San Francisco
è una città sadica e al tempo stesso generosa. Sadica perché spesso costringe a
un esercizio fisico estenuante, su e giù per colline che sembrano montagne;
generosa perché, quando si pensa ormai d’essere sul punto di desistere, regala
un parco completo di mostra d’arte e una cattedrale con le campane a festa, un
tram pieno zeppo di suoni e la vista del Bay Bridge, inaspettato e inondato di sole.
Per questo motivo San Francisco, a volte, dà perfino
alla testa.
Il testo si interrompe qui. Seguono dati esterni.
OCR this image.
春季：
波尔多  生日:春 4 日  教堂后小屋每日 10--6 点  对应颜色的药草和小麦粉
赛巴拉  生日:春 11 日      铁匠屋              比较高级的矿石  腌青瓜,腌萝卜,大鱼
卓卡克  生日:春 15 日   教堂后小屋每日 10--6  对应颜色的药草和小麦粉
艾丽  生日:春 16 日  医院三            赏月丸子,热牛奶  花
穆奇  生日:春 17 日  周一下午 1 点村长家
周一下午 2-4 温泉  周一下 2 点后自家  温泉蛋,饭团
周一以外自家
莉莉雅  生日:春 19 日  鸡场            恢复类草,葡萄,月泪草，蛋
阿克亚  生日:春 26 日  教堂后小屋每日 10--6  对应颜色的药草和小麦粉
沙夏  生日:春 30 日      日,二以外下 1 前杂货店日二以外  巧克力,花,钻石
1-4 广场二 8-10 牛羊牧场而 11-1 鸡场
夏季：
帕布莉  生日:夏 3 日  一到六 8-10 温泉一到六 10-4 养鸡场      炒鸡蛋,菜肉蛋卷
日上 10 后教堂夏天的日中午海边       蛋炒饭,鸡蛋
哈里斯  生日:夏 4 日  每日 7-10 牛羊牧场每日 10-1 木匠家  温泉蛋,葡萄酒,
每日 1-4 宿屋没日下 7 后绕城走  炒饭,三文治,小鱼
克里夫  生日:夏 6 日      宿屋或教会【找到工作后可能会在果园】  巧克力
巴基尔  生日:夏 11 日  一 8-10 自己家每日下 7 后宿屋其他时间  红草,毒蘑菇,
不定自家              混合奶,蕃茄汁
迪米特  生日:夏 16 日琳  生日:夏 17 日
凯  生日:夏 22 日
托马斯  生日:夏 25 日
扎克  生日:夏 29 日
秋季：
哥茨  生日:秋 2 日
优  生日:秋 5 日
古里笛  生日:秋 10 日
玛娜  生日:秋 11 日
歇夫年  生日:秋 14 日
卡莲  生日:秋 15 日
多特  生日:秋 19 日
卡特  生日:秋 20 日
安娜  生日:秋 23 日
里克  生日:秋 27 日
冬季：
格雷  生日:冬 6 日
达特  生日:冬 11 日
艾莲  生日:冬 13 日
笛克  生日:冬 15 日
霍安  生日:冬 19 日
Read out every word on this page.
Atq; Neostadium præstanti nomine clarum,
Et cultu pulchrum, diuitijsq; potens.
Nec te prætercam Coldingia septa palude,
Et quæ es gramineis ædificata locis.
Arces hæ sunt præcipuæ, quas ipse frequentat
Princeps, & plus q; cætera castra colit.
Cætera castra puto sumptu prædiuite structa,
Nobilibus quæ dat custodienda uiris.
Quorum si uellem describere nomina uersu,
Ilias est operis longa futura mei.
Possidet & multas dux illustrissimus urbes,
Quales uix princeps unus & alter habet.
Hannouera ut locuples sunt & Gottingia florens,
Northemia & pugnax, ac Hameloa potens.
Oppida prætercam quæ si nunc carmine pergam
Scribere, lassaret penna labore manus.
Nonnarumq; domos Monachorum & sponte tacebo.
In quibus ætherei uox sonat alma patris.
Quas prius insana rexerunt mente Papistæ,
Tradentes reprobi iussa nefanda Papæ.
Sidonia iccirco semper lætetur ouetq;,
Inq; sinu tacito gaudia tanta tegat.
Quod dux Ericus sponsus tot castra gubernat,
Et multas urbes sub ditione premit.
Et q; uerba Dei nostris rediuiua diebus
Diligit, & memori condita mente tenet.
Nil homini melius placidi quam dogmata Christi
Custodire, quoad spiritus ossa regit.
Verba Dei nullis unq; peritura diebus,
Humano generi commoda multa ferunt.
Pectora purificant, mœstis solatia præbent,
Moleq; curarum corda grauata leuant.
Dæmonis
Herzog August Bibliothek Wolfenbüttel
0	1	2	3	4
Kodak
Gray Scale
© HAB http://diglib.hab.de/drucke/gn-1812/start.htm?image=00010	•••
La sua scoperta, infatti, inizia solitamente in maniera allettante,
tra negozi e caffetterie che richiamano più una città europea, elegante ma non
algida, che una metropoli americana.
Con le spalle all’Embarcadero, il molo dalle tante anime
— godereccia, turistica, culturale — che sembra aver viaggiato nottetempo da Lisbona per trasferirsi in questo
angolo di mondo, si imbocca Market Street, la strada chiassosa, fatta di traffico, di banche, di palazzi
neoclassici e di uffici ultramoderni, a caccia di dettagli, di scorci
indimenticabili.
Il naso per aria e gli occhi
spalancati per la meraviglia, si ha l’impressione di non aver mai lasciato il Vecchio Continente, di non essere mai
sbarcati nel Nuovo Mondo: tutto, qui,
ha un’aria familiare, un aspetto consueto.
A intervalli irregolari si
aprono ai lati della passeggiata sbocchi signorili, raffinati, nei quali imbattersi
in file pazienti di persone in attesa del tram, in negozi dai marchi
prestigiosi, in atri dai marmi immacolati e dalle luci soffuse.
A lungo silenziose e obbedienti,
le gambe, tuttavia, possono esprimere ora un parere diverso, costringendo a una
brusca virata verso l’alto, nel tentativo di sfuggire allo squallore che, da un
certo punto in poi, sembra impossessarsi inevitabilmente della strada sulla
quale hanno camminato finora: un’occhiata penetrante al predicatore folle che
arringa passanti distratti e via, su per il pendio, verso un’aria più frizzante
e pulita.
Mason Street
o Taylor Street vengono dunque
prontamente in soccorso, attirando pedoni e automobili con la promessa di
quartieri migliori o panorami mozzafiato; e mantenendola, almeno parzialmente.
Ciò che, infide, non
rivelano, è la fatica necessaria a percorrerle: accoglienti e incoraggianti, dopo
pochi passi mostrano, infatti, una natura più maligna, spingendo il malcapitato
bipede a uno sforzo notevole, in vista dell’obbiettivo finale, il
raggiungimento del cocuzzolo.
La mente, tratta in inganno
da una pendenza iniziale particolarmente dolce e quasi inesistente, è adesso
invischiata in furiosi battibecchi all’indirizzo della topografia locale:
oltrepassa, cieca e sorda, edifici vittoriani perfettamente conservati e
vivacizzati da tinte allegre, lampioni di foggia antica, pareti di mattoni
interamente ricoperte di piante verdi, senza apprezzarli, senza goderne.
Ma poi, d’improvviso,
ammutolisce: la pena è finita, la tempesta è passata. La cima, così lontana
pochi istanti prima, è finalmente conquistata e la città, grata per un simile
sacrificio, ripaga nell’unico modo possibile, con le proprie bellezze, cioè,
prima di inabissarsi in picchiata verso altri rioni e altre storie.